Government rarely leads when it comes to technology innovation. That’s because the funding required is simply not available. However, governmental entities are finally moving into the next phase of IT modernization – mobile apps.
In the most recent survey, 65 percent of state CIOs reported that less than 20 percent of their applications were able to connect to mobile devices. Yet, more than 50 percent said that apps and mobile devices were a very high priority. The move toward mobile apps represents a giant step toward making interaction between public entities and constituents more efficient and definitely more convenient. Eventually, mobile apps will totally change many of the ways citizens conduct government transactions.
There are many interesting examples of how mobile apps are changing citizen services:
- The Department of Veterans Affairs (VA) is rolling out a mobile app that supports an online patient self-scheduling system.
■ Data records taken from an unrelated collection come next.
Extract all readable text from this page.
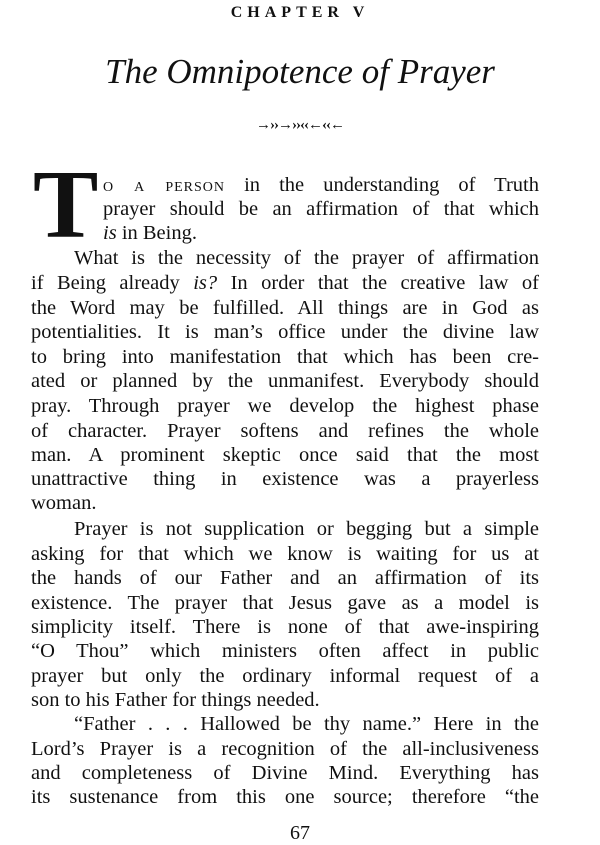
CHAPTER V
The Omnipotence of Prayer
→››→››‹‹←‹‹←
T o a person in the understanding of Truth
prayer should be an affirmation of that which
is in Being.
What is the necessity of the prayer of affirmation
if Being already is? In order that the creative law of
the Word may be fulfilled. All things are in God as
potentialities. It is man’s office under the divine law
to bring into manifestation that which has been cre-
ated or planned by the unmanifest. Everybody should
pray. Through prayer we develop the highest phase
of character. Prayer softens and refines the whole
man. A prominent skeptic once said that the most
unattractive thing in existence was a prayerless
woman.
Prayer is not supplication or begging but a simple
asking for that which we know is waiting for us at
the hands of our Father and an affirmation of its
existence. The prayer that Jesus gave as a model is
simplicity itself. There is none of that awe-inspiring
“O Thou” which ministers often affect in public
prayer but only the ordinary informal request of a
son to his Father for things needed.
“Father . . . Hallowed be thy name.” Here in the
Lord’s Prayer is a recognition of the all-inclusiveness
and completeness of Divine Mind. Everything has
its sustenance from this one source; therefore “the
67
It’s now available for 99 sites and the VA says it will continue to develop more mobile capabilities.
- The city of Durham, N.C., and the county of Durham recently launched a joint mobile application called Durham One Call. Citizens will soon be able to submit service and public record requests directly to the city or county from a mobile device.
- The California Department of Education now provides an app that provides contact information, performance data and information about the state’s 10,000 public schools.
- The Maryland Health Benefit Exchange uses a mobile app to register individuals for open enrollment in the state’s Health Connection system. Already, more than one-third of the transactions come from smart phones.
- In Arkansas, citizens can now receive notifications related to property taxes, franchise tax payments, etc. through a mobile app.
But likely to be more interesting to government contractors are examples of where governmental entities plan to launch mobile apps in the near future.
- The Department of Veterans Affairs recently issued an RFI to gather information from industry related to the development of an app to provide indoor and outdoor wayfinding navigation at VA medical facilities. Potential users would be veterans, family members, visitors and staff.
- The San Francisco Municipal Transportation Agency plans to redesign its real-time customer information system and is surveying riders for input on what would help them reach destinations quicker and more efficiently. The agency hopes to improve ridership experience satisfaction by the use of a mobile app option.
- The city of San Antonio is seeking a mobile application solution to provide residents with location-based services. City officials want citizens to be able to access directions quickly and efficiently to public facilities and activities such as parks and city-sponsored events.
- In Utah, all liquor, wine and full-strength beer must be purchased from a state liquor store or package agency. That is somewhat unusual so the state hopes to make purchases easier through the use of a mobile app. The agency is researching the cost of developing a mobile app that will provide directions to stores and also let people know if the beverage of interest is in stock at a particular store.
The world is definitely changing and not only will mobile apps make citizen interaction with governmental entities more convenient, but the apps will also significantly reduce costs. Public employees who once were responsible for answering questions, handling requests and overseeing transactions will be less in demand because many of these tasks will be handled via the Internet as the digitization revolution continues to evolve.